John Buckingham is a leading value oriented money manager; in The Prudent Speculator he highlights a trio of drug development stocks that have been making new progress in mRNA research, beyond its familiar role in treating Covid.

Illustrating why our focus is always on the long term and not on short-term fluctuations, shares of Moderna (MRNA) traded as low as $163 and as high as $217 last week before closing out the roller-coaster ride up 9% from where they ended the prior week.

The major catalyst for the big rally for the COVID-19 vaccine maker was that results from a mid-stage clinical study of Moderna’s experimental personalized mRNA cancer vaccine for melanoma in combination with Keytruda — a drug from Merck (MRK) were revealed.

The combination demonstrated a statistically significant and clinically meaningful improvement in primary endpoint of recurrence-free survival (and reducing the risk of recurrence or death by 44%) versus Keytruda alone (which already reduced the risk of death or recurrence by 43% vs. placebo in testing). Moderna and Merck plan to initiate a Phase 3 study in melanoma patients in 2023, which will need to confirm the findings from Phase 2.

Nevertheless, the recent data was a terrific win for MRNA not only given the commercial success of Merck’s leading drug, but it also adds credibility to Moderna’s pipeline outside of respiratory vaccine candidates. There is also potential that a similar combination (which incorporates patient tissue samples) achieves additional oncological indications beyond skin cancer.

The challenges in producing revolutionary vaccines are numerous and are compounded by the dramatic reduction of revenue anticipated from the firm’s COVID-19 vaccine in the coming years.

Aside from COVID, Moderna also has therapies for three different diseases in Phase 3 trials at present (RSV, influenza & CMV), each of which are potentially $1 billion sales opportunities. We also appreciate the $17 billion of cash and investments on the balance sheet at the end of September. Our Target Price for MRNA is $252.

Looking at Merck, it has had several major successes with Keytruda, Lagevrio, Gardasil and Januvia on pace to each gross well over $3 billion in 2022 (the first 2 clearing that hurdle in a single quarter).

We think MRK offers significant growth at a very reasonable valuation, given a deep pipeline and room to add to existing franchises.
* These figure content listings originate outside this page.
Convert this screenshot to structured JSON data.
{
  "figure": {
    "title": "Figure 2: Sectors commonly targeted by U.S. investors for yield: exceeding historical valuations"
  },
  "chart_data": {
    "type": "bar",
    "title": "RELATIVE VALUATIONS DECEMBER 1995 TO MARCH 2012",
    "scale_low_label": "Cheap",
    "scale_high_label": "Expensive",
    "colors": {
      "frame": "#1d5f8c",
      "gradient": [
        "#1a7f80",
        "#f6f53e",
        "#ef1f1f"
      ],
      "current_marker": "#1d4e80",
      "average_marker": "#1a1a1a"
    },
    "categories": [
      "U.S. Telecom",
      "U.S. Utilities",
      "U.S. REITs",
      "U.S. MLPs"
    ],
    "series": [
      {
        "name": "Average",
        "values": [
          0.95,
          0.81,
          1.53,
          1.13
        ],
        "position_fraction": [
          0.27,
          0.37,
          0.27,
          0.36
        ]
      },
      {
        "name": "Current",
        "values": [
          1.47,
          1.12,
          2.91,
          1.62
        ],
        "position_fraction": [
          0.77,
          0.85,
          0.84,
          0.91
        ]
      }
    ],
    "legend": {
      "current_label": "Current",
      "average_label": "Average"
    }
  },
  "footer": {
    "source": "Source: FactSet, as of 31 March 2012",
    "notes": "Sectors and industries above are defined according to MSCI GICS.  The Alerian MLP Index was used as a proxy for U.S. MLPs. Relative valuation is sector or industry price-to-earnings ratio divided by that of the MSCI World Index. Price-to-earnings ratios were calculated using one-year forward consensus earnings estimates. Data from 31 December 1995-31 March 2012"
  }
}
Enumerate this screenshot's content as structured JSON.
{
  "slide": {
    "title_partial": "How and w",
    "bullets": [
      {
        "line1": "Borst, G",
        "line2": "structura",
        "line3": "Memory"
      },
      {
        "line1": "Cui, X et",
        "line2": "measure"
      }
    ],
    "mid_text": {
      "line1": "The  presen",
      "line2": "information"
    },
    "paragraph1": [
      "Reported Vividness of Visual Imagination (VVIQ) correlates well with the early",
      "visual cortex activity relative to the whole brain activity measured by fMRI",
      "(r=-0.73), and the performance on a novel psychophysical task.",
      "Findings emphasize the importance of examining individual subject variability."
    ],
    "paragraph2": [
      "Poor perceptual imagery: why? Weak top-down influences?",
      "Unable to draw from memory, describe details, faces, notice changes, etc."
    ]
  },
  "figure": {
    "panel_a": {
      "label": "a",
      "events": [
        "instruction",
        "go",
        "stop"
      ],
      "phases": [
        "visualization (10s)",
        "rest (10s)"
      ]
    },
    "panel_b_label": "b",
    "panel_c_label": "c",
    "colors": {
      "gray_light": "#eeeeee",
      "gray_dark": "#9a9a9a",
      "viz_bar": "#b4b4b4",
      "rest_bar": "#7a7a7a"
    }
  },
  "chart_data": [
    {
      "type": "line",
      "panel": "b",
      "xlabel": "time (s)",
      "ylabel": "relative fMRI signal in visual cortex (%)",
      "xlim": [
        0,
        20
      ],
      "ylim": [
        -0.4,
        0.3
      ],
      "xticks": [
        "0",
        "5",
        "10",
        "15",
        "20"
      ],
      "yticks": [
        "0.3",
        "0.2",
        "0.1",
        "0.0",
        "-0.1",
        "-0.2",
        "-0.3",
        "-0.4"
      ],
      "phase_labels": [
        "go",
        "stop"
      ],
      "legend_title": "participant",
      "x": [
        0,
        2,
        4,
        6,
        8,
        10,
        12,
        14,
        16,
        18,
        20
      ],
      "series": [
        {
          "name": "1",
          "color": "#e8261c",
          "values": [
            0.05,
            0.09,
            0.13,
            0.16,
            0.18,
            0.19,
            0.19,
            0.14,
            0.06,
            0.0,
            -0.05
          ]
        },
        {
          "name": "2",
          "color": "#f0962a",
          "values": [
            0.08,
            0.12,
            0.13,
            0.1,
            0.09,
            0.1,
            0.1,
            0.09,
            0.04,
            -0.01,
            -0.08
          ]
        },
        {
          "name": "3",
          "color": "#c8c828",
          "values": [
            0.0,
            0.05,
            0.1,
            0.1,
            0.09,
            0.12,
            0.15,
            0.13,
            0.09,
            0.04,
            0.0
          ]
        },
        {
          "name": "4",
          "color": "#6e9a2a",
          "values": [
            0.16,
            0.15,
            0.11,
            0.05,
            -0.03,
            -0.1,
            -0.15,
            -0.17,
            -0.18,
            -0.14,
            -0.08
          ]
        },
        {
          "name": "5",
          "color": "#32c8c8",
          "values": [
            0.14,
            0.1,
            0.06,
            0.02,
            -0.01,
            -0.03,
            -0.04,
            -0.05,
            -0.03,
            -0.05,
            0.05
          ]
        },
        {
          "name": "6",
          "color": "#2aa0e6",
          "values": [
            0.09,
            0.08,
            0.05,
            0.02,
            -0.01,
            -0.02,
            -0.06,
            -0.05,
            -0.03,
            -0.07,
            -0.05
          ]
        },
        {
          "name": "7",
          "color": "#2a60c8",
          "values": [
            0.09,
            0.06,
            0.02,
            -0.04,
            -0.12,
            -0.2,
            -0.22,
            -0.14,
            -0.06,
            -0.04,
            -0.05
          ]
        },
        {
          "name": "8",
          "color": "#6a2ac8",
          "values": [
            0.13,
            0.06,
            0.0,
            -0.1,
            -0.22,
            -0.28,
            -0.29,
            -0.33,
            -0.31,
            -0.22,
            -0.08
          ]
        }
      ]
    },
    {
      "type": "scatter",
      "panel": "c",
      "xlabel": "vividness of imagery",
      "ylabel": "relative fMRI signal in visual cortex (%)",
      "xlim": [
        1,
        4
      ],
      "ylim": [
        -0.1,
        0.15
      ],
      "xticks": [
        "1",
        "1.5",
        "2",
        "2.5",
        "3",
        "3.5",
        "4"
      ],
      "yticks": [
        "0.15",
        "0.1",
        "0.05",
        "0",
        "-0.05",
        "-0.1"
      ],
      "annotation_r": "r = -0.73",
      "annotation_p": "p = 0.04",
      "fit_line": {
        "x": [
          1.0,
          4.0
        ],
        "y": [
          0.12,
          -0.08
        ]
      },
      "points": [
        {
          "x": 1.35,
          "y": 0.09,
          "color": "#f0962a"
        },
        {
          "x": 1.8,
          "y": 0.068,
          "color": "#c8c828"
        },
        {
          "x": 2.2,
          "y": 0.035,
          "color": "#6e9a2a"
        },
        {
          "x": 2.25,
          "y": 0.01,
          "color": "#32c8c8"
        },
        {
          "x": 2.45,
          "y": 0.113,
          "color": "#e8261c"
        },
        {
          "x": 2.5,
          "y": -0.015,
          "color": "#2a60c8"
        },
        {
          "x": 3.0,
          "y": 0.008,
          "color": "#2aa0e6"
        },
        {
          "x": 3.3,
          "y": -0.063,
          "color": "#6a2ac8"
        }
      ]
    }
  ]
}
Shareholders are rewarded with a 2.7% dividend yield, while MRK still trades for a reasonable NTM P/E multiple in the 15 range. The company boasts a history of returning cash to shareholders, a diversified revenue stream and solid free-cash-flow generation. Our Target Price has been bumped up to $125.

Meanwhile, Pfizer (PFE) projected a $15 billion sales opportunity for its own mRNA franchise (which includes flu, combination flu/COVID and other experimental vaccine candidates) out to 2030.

Of course, Pfizer generated more than $60 billion from its COVID vaccine over the past two years, but analysts project that figure to drop to below $10 billion by 2030. The pharmaceutical behemoth is prepared to quadruple the price to offset fewer individuals signing up for its jab in recent months, a move that has caught the eye of more than one politician.

We continue to appreciate the diversity of Pfizer’s current revenue base (in addition to COVID-19 therapies) as well as management’s increasing confidence for organic growth potential from its emerging pipeline of products as trial data is set to emerge over the next few years.

Even as COVID sales are expected to wane in the coming years, the success of the products has loaded up Pfizer’s balance sheet with over $30 billion of cash, while the average maturity of its debt is 2034 (with individual maturities as far as 2050).

Shares have offered shelter from the market volatility over the past 12 months, especially given a robust dividend yield of 3.2%. PFE trades for less than 11 times expected 2023 EPS and our Target Price is now $72.